# Last Years water Quality



## tjkelly17 (May 27, 2008)

I talked to several buds and guides who continue to say how bad last year water quality was. They say it was the worst in several years. HOw bad was it, compared to years past; and on an average year, how far out do you have to go to find bluewater during the summer for wahoo/dolphin etc


----------



## amarcafina (Aug 24, 2008)

The water quaility was bad last year due to the flooding that took place on the Mississippi river, dumping tons of slit into the gulf! It should be better this year but only Mother Nature will know!


----------



## bigone (Jan 2, 2008)

I know on 10-12 offshore/rig trips we had only 2 or 3 that the water conditions were perfect and macthed rip charts/Roffs reports. The water at the spur and north of the spur was horrible most of the summer, although we caught some decent fish it was alot of fuel to run around looking for good water and conditions. Maybe I should switch to bottom fishing where it doesn't matter.


----------



## reelfinatical (Sep 30, 2007)

I remember checking Supermap last year & several times blue water was 100+ miles out of Destin. :sick


----------



## Chris V (Oct 18, 2007)

Needless to say the water quality sucked last year from the end of june til the about september. There were still fish to be caught but trolling wasn't necessarily the best option. We still managed some nice tuna at the rigs by fishing live baits deep with either a breakaway weight or off the downrigger at slow speeds. Same went with wahoo at the nipple and other closer in spots, if your bait got deep(40+ft.)you could still manage a few wahoo. Hopefully we'll get dealt a better hand this year.


----------



## lobsterman (Sep 30, 2007)

It will have to do with the runoff down the Mississippi and how hard the Mid-West gets hit with spring rain, but it should be a great improvement over last year.


----------



## Heller High Water (Nov 1, 2007)

Last year we had better water quality in the spring than in the summer.

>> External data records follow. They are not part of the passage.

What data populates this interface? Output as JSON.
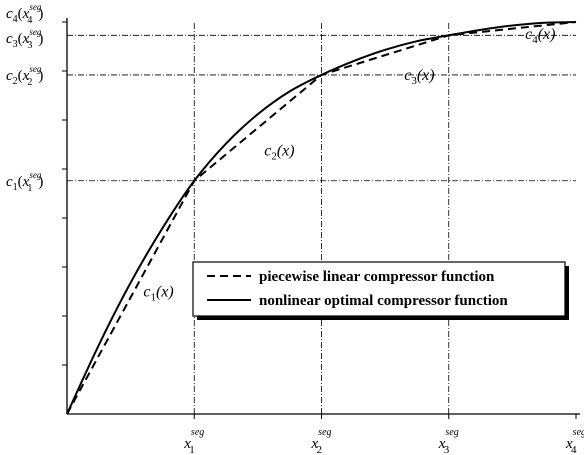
{
  "chart_data": {
    "type": "line",
    "title": "",
    "xlabel": "",
    "ylabel": "",
    "xlim": [
      0,
      4
    ],
    "ylim": [
      0,
      1
    ],
    "grid": false,
    "legend_placement": "center-right",
    "x_ticks": [
      {
        "value": 1,
        "base": "x",
        "sub": "1",
        "sup": "seg"
      },
      {
        "value": 2,
        "base": "x",
        "sub": "2",
        "sup": "seg"
      },
      {
        "value": 3,
        "base": "x",
        "sub": "3",
        "sup": "seg"
      },
      {
        "value": 4,
        "base": "x",
        "sub": "4",
        "sup": "seg"
      }
    ],
    "y_ticks": [
      {
        "value": 0.595,
        "base": "c",
        "idx": "1",
        "arg": "x",
        "sub": "1",
        "sup": "seg"
      },
      {
        "value": 0.865,
        "base": "c",
        "idx": "2",
        "arg": "x",
        "sub": "2",
        "sup": "seg"
      },
      {
        "value": 0.966,
        "base": "c",
        "idx": "3",
        "arg": "x",
        "sub": "3",
        "sup": "seg"
      },
      {
        "value": 1.0,
        "base": "c",
        "idx": "4",
        "arg": "x",
        "sub": "4",
        "sup": "seg"
      }
    ],
    "series": [
      {
        "name": "piecewise linear compressor function",
        "style": "dashed",
        "x": [
          0,
          1,
          2,
          3,
          4
        ],
        "y": [
          0,
          0.595,
          0.865,
          0.966,
          1.0
        ]
      },
      {
        "name": "nonlinear optimal compressor function",
        "style": "solid",
        "x": [
          0,
          0.25,
          0.5,
          0.75,
          1,
          1.25,
          1.5,
          1.75,
          2,
          2.25,
          2.5,
          2.75,
          3,
          3.25,
          3.5,
          3.75,
          4
        ],
        "y": [
          0,
          0.176,
          0.335,
          0.474,
          0.595,
          0.69,
          0.765,
          0.823,
          0.865,
          0.9,
          0.929,
          0.951,
          0.966,
          0.98,
          0.991,
          0.998,
          1.0
        ]
      }
    ],
    "annotations": [
      {
        "text_base": "c",
        "idx": "1",
        "arg": "(x)",
        "x": 0.6,
        "y": 0.3
      },
      {
        "text_base": "c",
        "idx": "2",
        "arg": "(x)",
        "x": 1.55,
        "y": 0.66
      },
      {
        "text_base": "c",
        "idx": "3",
        "arg": "(x)",
        "x": 2.65,
        "y": 0.852
      },
      {
        "text_base": "c",
        "idx": "4",
        "arg": "(x)",
        "x": 3.6,
        "y": 0.957
      }
    ],
    "legend": [
      {
        "label": "piecewise linear compressor function",
        "style": "dashed"
      },
      {
        "label": "nonlinear optimal compressor function",
        "style": "solid"
      }
    ]
  }
}
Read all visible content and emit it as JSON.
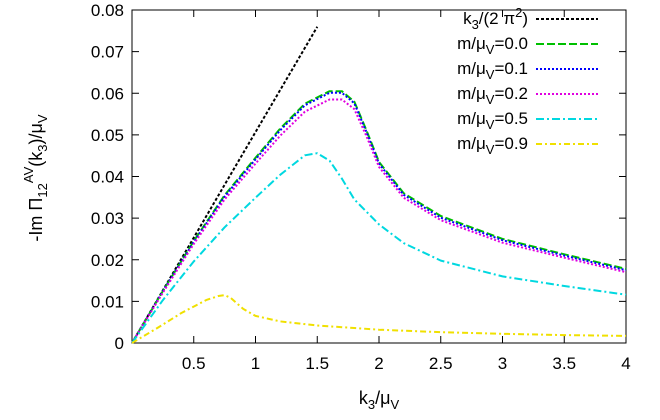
{
  "chart_data": {
    "type": "line",
    "xlabel": {
      "base": "k",
      "sub1": "3",
      "mid": "/μ",
      "sub2": "V"
    },
    "ylabel": {
      "pre": "-Im Π",
      "sub": "12",
      "sup": "AV",
      "mid": "(k",
      "sub2": "3",
      "post": ")/μ",
      "sub3": "V"
    },
    "xlim": [
      0,
      4
    ],
    "ylim": [
      0,
      0.08
    ],
    "xticks": [
      0.5,
      1,
      1.5,
      2,
      2.5,
      3,
      3.5,
      4
    ],
    "xtick_labels": [
      "0.5",
      "1",
      "1.5",
      "2",
      "2.5",
      "3",
      "3.5",
      "4"
    ],
    "yticks": [
      0,
      0.01,
      0.02,
      0.03,
      0.04,
      0.05,
      0.06,
      0.07,
      0.08
    ],
    "ytick_labels": [
      "0",
      "0.01",
      "0.02",
      "0.03",
      "0.04",
      "0.05",
      "0.06",
      "0.07",
      "0.08"
    ],
    "grid": false,
    "legend_position": "top-right",
    "series": [
      {
        "name": "k3/(2 π2)",
        "legend_parts": {
          "a": "k",
          "a_sub": "3",
          "b": "/(2 π",
          "b_sup": "2",
          "c": ")"
        },
        "color": "#000000",
        "dash": "3,2",
        "x": [
          0,
          0.25,
          0.5,
          0.75,
          1.0,
          1.25,
          1.5
        ],
        "y": [
          0,
          0.01267,
          0.02533,
          0.038,
          0.05066,
          0.06333,
          0.07599
        ]
      },
      {
        "name": "m/μV=0.0",
        "legend_parts": {
          "a": "m/μ",
          "a_sub": "V",
          "b": "=0.0"
        },
        "color": "#00c000",
        "dash": "8,3",
        "x": [
          0,
          0.25,
          0.5,
          0.75,
          1.0,
          1.2,
          1.4,
          1.6,
          1.7,
          1.8,
          1.9,
          2.0,
          2.2,
          2.5,
          3.0,
          3.5,
          4.0
        ],
        "y": [
          0,
          0.0125,
          0.0245,
          0.0355,
          0.0445,
          0.0515,
          0.0575,
          0.0605,
          0.0605,
          0.058,
          0.051,
          0.0435,
          0.036,
          0.0305,
          0.025,
          0.0213,
          0.0178
        ]
      },
      {
        "name": "m/μV=0.1",
        "legend_parts": {
          "a": "m/μ",
          "a_sub": "V",
          "b": "=0.1"
        },
        "color": "#0000ff",
        "dash": "2,2",
        "x": [
          0,
          0.25,
          0.5,
          0.75,
          1.0,
          1.2,
          1.4,
          1.6,
          1.7,
          1.8,
          1.9,
          2.0,
          2.2,
          2.5,
          3.0,
          3.5,
          4.0
        ],
        "y": [
          0,
          0.0124,
          0.0243,
          0.0352,
          0.0441,
          0.0511,
          0.0571,
          0.0601,
          0.0601,
          0.0576,
          0.0506,
          0.0431,
          0.0356,
          0.0301,
          0.0247,
          0.021,
          0.0175
        ]
      },
      {
        "name": "m/μV=0.2",
        "legend_parts": {
          "a": "m/μ",
          "a_sub": "V",
          "b": "=0.2"
        },
        "color": "#e000e0",
        "dash": "2,2",
        "x": [
          0,
          0.25,
          0.5,
          0.75,
          1.0,
          1.2,
          1.4,
          1.6,
          1.7,
          1.8,
          1.9,
          2.0,
          2.2,
          2.5,
          3.0,
          3.5,
          4.0
        ],
        "y": [
          0,
          0.0121,
          0.0238,
          0.0345,
          0.0431,
          0.0498,
          0.0556,
          0.0585,
          0.0585,
          0.0562,
          0.0496,
          0.0423,
          0.0349,
          0.0295,
          0.0241,
          0.0205,
          0.017
        ]
      },
      {
        "name": "m/μV=0.5",
        "legend_parts": {
          "a": "m/μ",
          "a_sub": "V",
          "b": "=0.5"
        },
        "color": "#00d8e0",
        "dash": "8,3,2,3",
        "x": [
          0,
          0.25,
          0.5,
          0.75,
          1.0,
          1.2,
          1.4,
          1.5,
          1.6,
          1.7,
          1.8,
          2.0,
          2.2,
          2.5,
          3.0,
          3.5,
          4.0
        ],
        "y": [
          0,
          0.0103,
          0.0196,
          0.0278,
          0.0349,
          0.0404,
          0.0451,
          0.0456,
          0.0438,
          0.0395,
          0.0345,
          0.0285,
          0.024,
          0.0198,
          0.016,
          0.0137,
          0.0116
        ]
      },
      {
        "name": "m/μV=0.9",
        "legend_parts": {
          "a": "m/μ",
          "a_sub": "V",
          "b": "=0.9"
        },
        "color": "#f0e000",
        "dash": "6,3,2,3",
        "x": [
          0,
          0.2,
          0.4,
          0.6,
          0.7,
          0.75,
          0.8,
          0.9,
          1.0,
          1.2,
          1.5,
          2.0,
          2.5,
          3.0,
          3.5,
          4.0
        ],
        "y": [
          0,
          0.0035,
          0.0072,
          0.0103,
          0.0113,
          0.0115,
          0.0108,
          0.0082,
          0.0065,
          0.0052,
          0.0042,
          0.0032,
          0.0026,
          0.0022,
          0.0019,
          0.0017
        ]
      }
    ]
  }
}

Late in the season you could find some patchy water within 35 miles but it really didnt produce much. Had to be on your A game to have a decent catch last year. HOPEFULLY the fish god will bless us this year. :bowdown:bowdown:bowdown:bowdown:bowdown


----------



## Magic236 (Oct 1, 2007)

Last year was the worst offshore year that I know of going back to '66 when we started fishing offshore. At various points during the year the MS. River was at 25 and 30 year highs. All that fresh water affects the Gulf. The real pretty water, think Bahamas as they have no rivers and not that much rain,is very high salinity which is also high in oxygen. Offshore fish need and seekhigh oxygen content water. 

Typically the season starts off with good water and green water begins to show mid to late summer. You can catch fish in green water later in the season. I guess they have moved in during the summer following the bait in good waterand if the water gets green they continue to hold around the bait sources.

I'm hoping this year will be better and the fuel bill will be less too!


----------



## Magic236 (Oct 1, 2007)

Part two....typically out of Destin you have decent chance with Wahoo from 180-300 feet of water around structure. SW of Destin you can hit 300' right at 25 miles out. I've caught decent Wahoo in 100' of water that is only 10 miles So. of Destin. Decent sized Dorado tend to be further offshore. It has been a long time since I have caught a Dorado north of 15 lbs inside of 30 miles from Destin.


----------



## Downtime2 (Sep 27, 2007)

We tagged our blue in the International 133 miles out. Right where chocolate milk met cobalt. Nasty all the way back. Long run in nasty water. Worst I have ever seen.....


----------



## tjkelly17 (May 27, 2008)

Thanks for the input. Very interesting. Surely it cant be that bad two years in a row. Maybe this is the year...


----------



## whatcon (Oct 3, 2007)

I ran across this while trying to see what to expect this year as far as water quality goes. It shows just how much crap really drains into our fishing hole.

http://svs.gsfc.nasa.gov/vis/a010000/a010000/a010057/a010057_H264_640x480.mp4


----------



## fred (Dec 28, 2008)

For those interested in river flows the USGS and USACE have some good sites.

The USGS site is blank for LA for some reason today, but I check it pretty often and the Miss. is on the low side of normal at Baton Rouge (it has been green lately, 36%ile last time I checked). You can see by the color coded dots that the floods in the upper Miss basin are being offset by low flow in the Ohio and Tennessee basins.

http://water.usgs.gov/waterwatch/

The Corps site has good detail data.

http://www2.mvr.usace.army.mil/WaterControl/new/layout.cfm


----------



## fred (Dec 28, 2008)

Here's the last ten years at Baton Rouge from the Corps site.










You can see last year was the highest of the ten. This year looks pretty good so far. They do also divert water at the Old River Cut above Baton Rouge so that can be a little distorted. Here is Natchez.


----------



## Cutter (Oct 3, 2007)

Ripchart true color from July 2007. Due to all of the flooding in the mid-west, the mighty Missisip had aplume of watering jetting 220+ miles into the GOM.


----------



## Captain Woody Woods (Oct 2, 2007)

wow


----------



## Joey_d133 (Feb 16, 2009)

I bet the fish were stacked in on that rip though


----------



## Tom Hilton (Oct 4, 2007)

Howdy, 

Here is a shot showing just how far offshore the dirty waterwas positionedlast year (middle of July 2008) - looks like Petronius was the only place with decent water on this day unless you went to Mars/Ursa and beyond....










All the best,

Tom


----------